Fast red blink + yellow — Hot/Cold Pack Delay:
- Remove the battery from the charger.
- If cold: bring the pack indoors to a space above 40°F (4.5°C). The optimal charging range per the DCB115 manual is 65°F–75°F (18°C–24°C). A pack from a winter truck cab typically needs 20–30 minutes to equalize.
- If hot: set the pack on a clean, non-flammable surface away from direct sunlight. Let it cool at least 30 minutes.
- Reinsert the pack. If the temperature hold has cleared, the charger returns to slow red blink.
No light when battery inserted:
- Try a second 20V MAX or FLEXVOLT battery on the same charger. If the second pack charges, the first pack has an unrecoverable issue.
- If no battery produces any light, test the outlet and try a different circuit.
View DeWalt DCB115 Charger on Amazon (paid link) View DeWalt DCB115 Charger on Home Depot (paid link)
If it still isn't working
If a pack shows no light on two different chargers, or if fast-blink + yellow persists for more than an hour at room temperature, the pack likely has a cell-level fault. DeWalt covers batteries under a 3-year limited warranty (plus 1-year free service and 90-day money-back on tools and chargers). Contact DeWalt at 1-800-4-DEWALT or visit an authorized service center with proof of purchase.

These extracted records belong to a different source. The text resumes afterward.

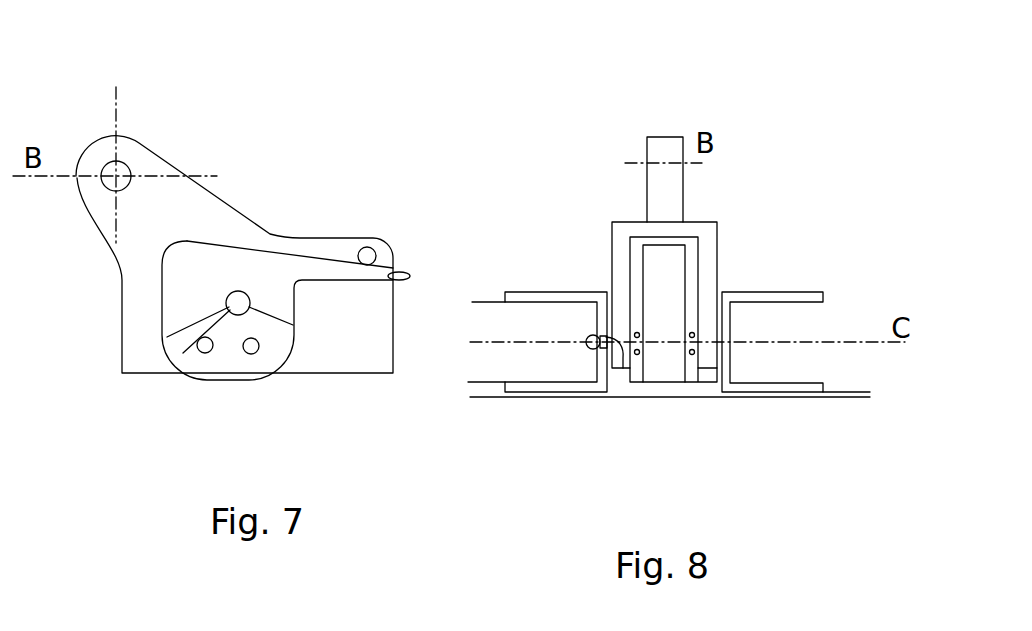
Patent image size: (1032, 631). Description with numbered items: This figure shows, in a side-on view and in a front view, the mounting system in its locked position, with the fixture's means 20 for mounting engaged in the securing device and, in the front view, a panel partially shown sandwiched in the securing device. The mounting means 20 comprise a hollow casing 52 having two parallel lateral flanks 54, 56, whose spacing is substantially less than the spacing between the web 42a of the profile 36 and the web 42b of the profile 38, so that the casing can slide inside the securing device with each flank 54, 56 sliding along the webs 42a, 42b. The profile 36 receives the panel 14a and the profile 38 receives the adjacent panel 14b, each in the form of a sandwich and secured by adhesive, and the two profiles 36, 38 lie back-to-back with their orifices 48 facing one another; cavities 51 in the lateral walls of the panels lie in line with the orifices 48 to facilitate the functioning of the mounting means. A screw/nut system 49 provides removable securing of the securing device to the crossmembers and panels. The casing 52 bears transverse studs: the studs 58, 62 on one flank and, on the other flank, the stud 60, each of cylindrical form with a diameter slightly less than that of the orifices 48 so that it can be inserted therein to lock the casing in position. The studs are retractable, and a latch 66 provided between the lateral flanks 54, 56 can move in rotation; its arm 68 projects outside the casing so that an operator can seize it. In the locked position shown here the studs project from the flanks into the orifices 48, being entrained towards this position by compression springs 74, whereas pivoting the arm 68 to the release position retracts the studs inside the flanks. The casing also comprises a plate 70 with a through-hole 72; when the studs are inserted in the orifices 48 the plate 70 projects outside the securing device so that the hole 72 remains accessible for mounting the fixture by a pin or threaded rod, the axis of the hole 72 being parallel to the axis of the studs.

In FIG. 7, the means for mounting 20 is at (305, 140).
In FIG. 8, the means for mounting 20 is at (737, 86).
In FIG. 7, the hollow casing 52 is at (160, 185).
In FIG. 8, the hollow casing 52 is at (685, 187).
In FIG. 7, the plate 70 is at (100, 148).
In FIG. 7, the through-hole 72 is at (120, 163).
In FIG. 7, the latch 66 is at (262, 248).
In FIG. 8, the latch 66 is at (687, 278).
In FIG. 7, the arm 68 is at (397, 270).
In FIG. 7, the transverse stud 58 is at (200, 353).
In FIG. 8, the transverse stud 58 is at (634, 355).
In FIG. 7, the transverse stud 62 is at (251, 354).
In FIG. 8, the lateral flank 56 is at (720, 240).
In FIG. 8, the lateral flank 54 is at (612, 275).
In FIG. 8, the compression springs 74 is at (637, 355).
In FIG. 8, the web 42a is at (578, 380).
In FIG. 8, the web 42b is at (727, 320).
In FIG. 8, the panel 14a is at (513, 330).
In FIG. 8, the panel 14b is at (807, 360).
In FIG. 8, the profile 38 is at (757, 392).
In FIG. 8, the cavities 51 is at (593, 334).
In FIG. 8, the screw/nut system 49 is at (600, 335).
In FIG. 8, the orifices 48 is at (601, 350).
In FIG. 8, the profile 36 is at (585, 382).
In FIG. 8, the transverse stud 60 is at (717, 382).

A visibly swollen pack should not go back into a charger. Set it on a non-flammable surface outdoors and contact your local battery recycling program.
FAQ
Why does my DeWalt charger blink red so fast? Fast red blinking on the DCB115, especially when paired with a steady yellow light, means Hot/Cold Pack Delay — not a hardware failure. The charger detected the battery temperature is outside 40°F–104°F (4.5°C–40°C). Warm or cool the pack and reinsert; the charger resumes automatically.

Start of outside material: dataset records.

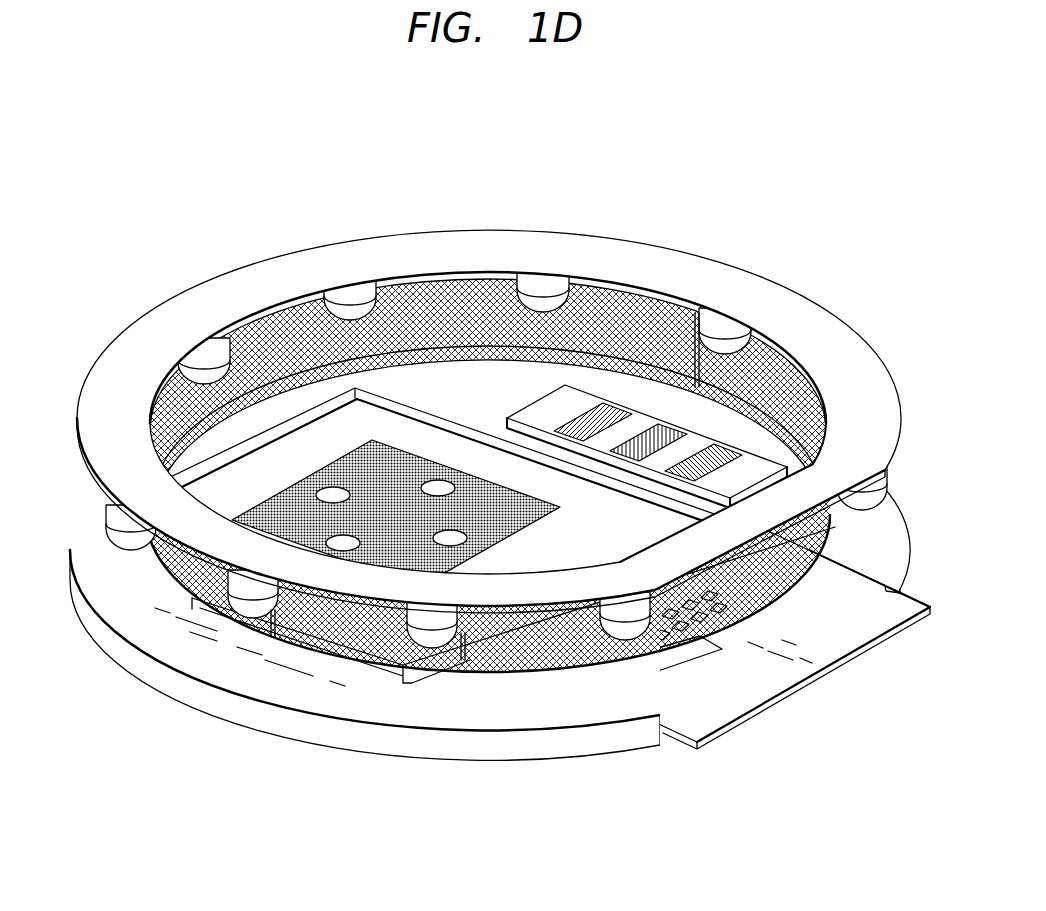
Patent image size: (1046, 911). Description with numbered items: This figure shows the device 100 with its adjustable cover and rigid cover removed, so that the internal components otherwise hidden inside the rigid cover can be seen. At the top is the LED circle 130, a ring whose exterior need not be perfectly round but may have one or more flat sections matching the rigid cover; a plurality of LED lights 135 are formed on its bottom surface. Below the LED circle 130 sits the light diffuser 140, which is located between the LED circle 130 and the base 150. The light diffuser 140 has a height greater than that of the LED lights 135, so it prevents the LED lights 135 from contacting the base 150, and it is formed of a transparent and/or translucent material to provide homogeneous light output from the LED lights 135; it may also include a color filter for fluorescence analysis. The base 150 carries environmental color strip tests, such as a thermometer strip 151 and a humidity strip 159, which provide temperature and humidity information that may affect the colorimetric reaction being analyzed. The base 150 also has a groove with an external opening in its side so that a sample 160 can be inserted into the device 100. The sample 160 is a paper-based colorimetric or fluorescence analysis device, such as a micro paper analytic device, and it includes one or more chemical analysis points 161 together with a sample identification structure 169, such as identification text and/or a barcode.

The device 100 is at (510, 92).
The LED circle 130 is at (797, 309).
The LED lights 135 is at (435, 625).
The light diffuser 140 is at (288, 336).
The base 150 is at (168, 640).
The thermometer strip 151 is at (397, 672).
The humidity strip 159 is at (564, 399).
The sample 160 is at (810, 653).
The chemical analysis points 161 is at (408, 470).
The sample identification structure 169 is at (687, 647).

Is a blinking red light on a DeWalt charger bad? It depends on the blink rate. Slow red blink = normal charging. Fast red blink + yellow = recoverable temperature hold. No light at all when a battery is inserted = something is wrong with the pack or charger. Only the last state signals a hardware issue.

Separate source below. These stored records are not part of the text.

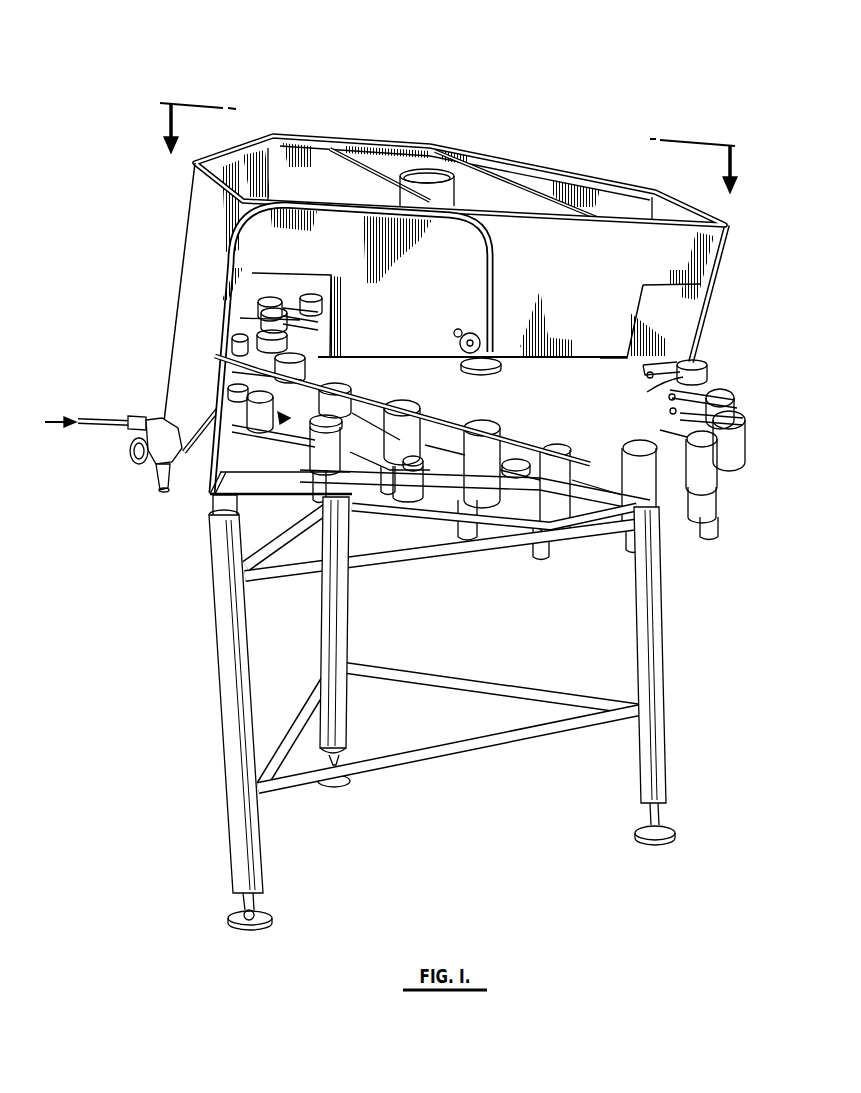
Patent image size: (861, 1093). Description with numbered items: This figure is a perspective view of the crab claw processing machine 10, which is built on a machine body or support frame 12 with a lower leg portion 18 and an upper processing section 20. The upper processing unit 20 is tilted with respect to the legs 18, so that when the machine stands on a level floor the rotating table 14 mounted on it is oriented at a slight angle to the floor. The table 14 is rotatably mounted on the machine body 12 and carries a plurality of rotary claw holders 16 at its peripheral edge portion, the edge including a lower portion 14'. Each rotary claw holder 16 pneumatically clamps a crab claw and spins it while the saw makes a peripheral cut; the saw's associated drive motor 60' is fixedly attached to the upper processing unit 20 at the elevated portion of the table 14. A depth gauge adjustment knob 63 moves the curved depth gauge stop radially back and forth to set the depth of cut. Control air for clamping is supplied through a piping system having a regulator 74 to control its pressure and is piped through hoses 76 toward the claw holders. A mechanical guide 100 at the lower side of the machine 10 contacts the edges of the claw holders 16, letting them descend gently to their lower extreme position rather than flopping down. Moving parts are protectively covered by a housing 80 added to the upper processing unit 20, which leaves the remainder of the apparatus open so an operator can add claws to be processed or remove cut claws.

The crab claw processing machine 10 is at (290, 75).
The machine body 12 is at (176, 571).
The table 14 is at (477, 419).
The lower portion 14' is at (494, 524).
The rotary claw holder 16 is at (333, 387).
The lower leg portion 18 is at (233, 710).
The upper processing section 20 is at (186, 316).
The drive motor 60' is at (436, 158).
The depth gauge adjustment knob 63 is at (463, 333).
The regulator 74 is at (160, 468).
The hoses 76 is at (482, 250).
The housing 80 is at (350, 142).
The mechanical guide 100 is at (525, 448).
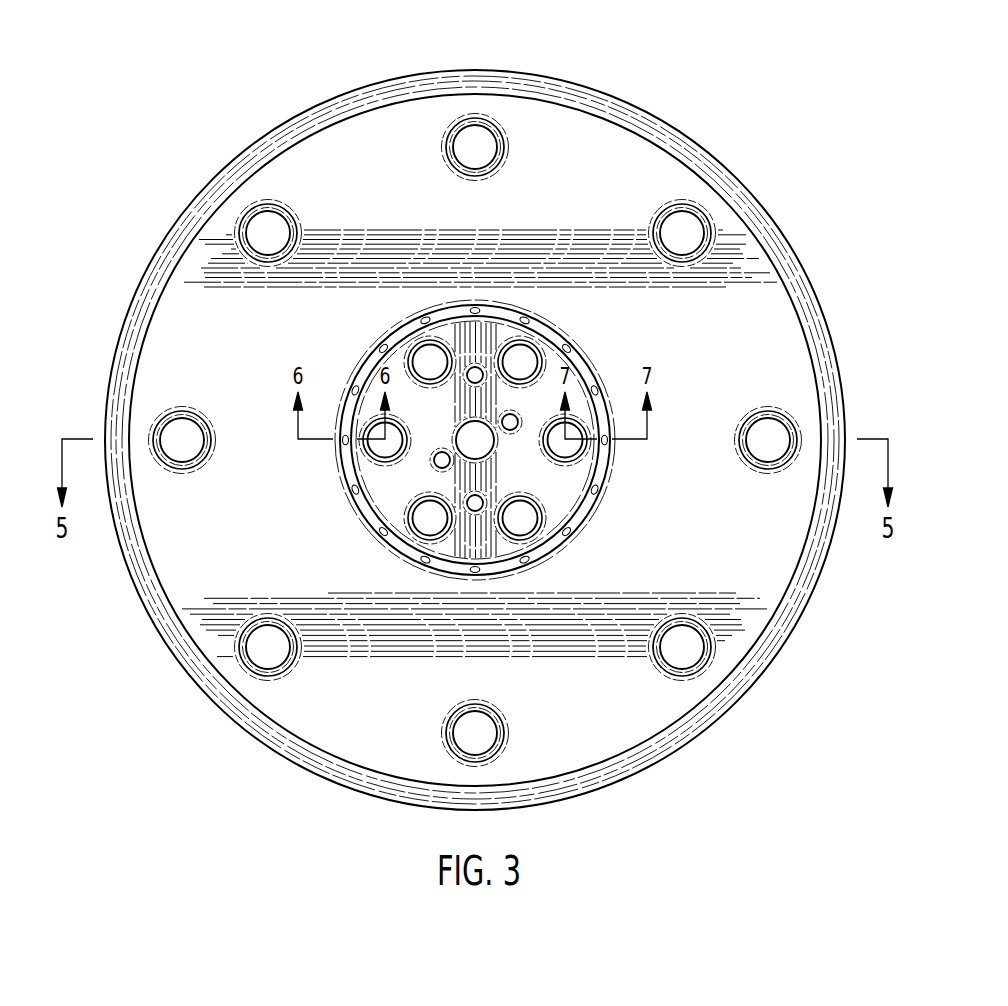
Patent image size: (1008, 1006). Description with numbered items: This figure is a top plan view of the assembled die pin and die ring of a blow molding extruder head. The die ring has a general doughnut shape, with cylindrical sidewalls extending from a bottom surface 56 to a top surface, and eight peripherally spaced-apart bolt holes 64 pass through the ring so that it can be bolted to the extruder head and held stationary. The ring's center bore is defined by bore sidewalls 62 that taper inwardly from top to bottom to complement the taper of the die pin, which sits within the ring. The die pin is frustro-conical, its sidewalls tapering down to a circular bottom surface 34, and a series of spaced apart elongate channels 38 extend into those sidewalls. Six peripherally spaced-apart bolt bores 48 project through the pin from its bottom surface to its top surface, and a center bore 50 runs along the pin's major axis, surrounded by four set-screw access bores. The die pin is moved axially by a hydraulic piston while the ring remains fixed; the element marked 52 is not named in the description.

The circular bottom surface 34 is at (497, 330).
The elongate channels 38 is at (570, 337).
The bolt bores 48 is at (437, 450).
The center bore 50 is at (469, 430).
The outer seal ring 52 is at (393, 327).
The bottom surface 56 is at (747, 315).
The bore sidewalls 62 is at (598, 492).
The bolt holes 64 is at (782, 432).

Does the DCB115 charge FLEXVOLT batteries? Yes. The DCB115 charges FLEXVOLT batteries in 20V mode. For full 60V FLEXVOLT fast charging, DeWalt makes the DCB118 FAST charger. Both models use the same LED scheme and the same 40°F–104°F (4.5°C–40°C) charging range.
How long does a DeWalt DCB115 take to charge a 5.0Ah pack? The DCB115 manual does not publish exact per-capacity charge times, but a DCB205 5.0Ah pack typically takes 60–90 minutes at room temperature. Cold or hot packs spend additional time in Pack Delay before charging begins, extending the total wall-clock time.
What is the difference between the DCB115 and DCB118? The DCB118 is DeWalt's FAST charger and delivers a higher charge current than the DCB115. Both use the same LED scheme — slow red blink for charging, solid red for full, fast red + yellow for Pack Delay. If DCB115 charge times are too slow for your job site, the DCB118 is a direct upgrade on the same platform.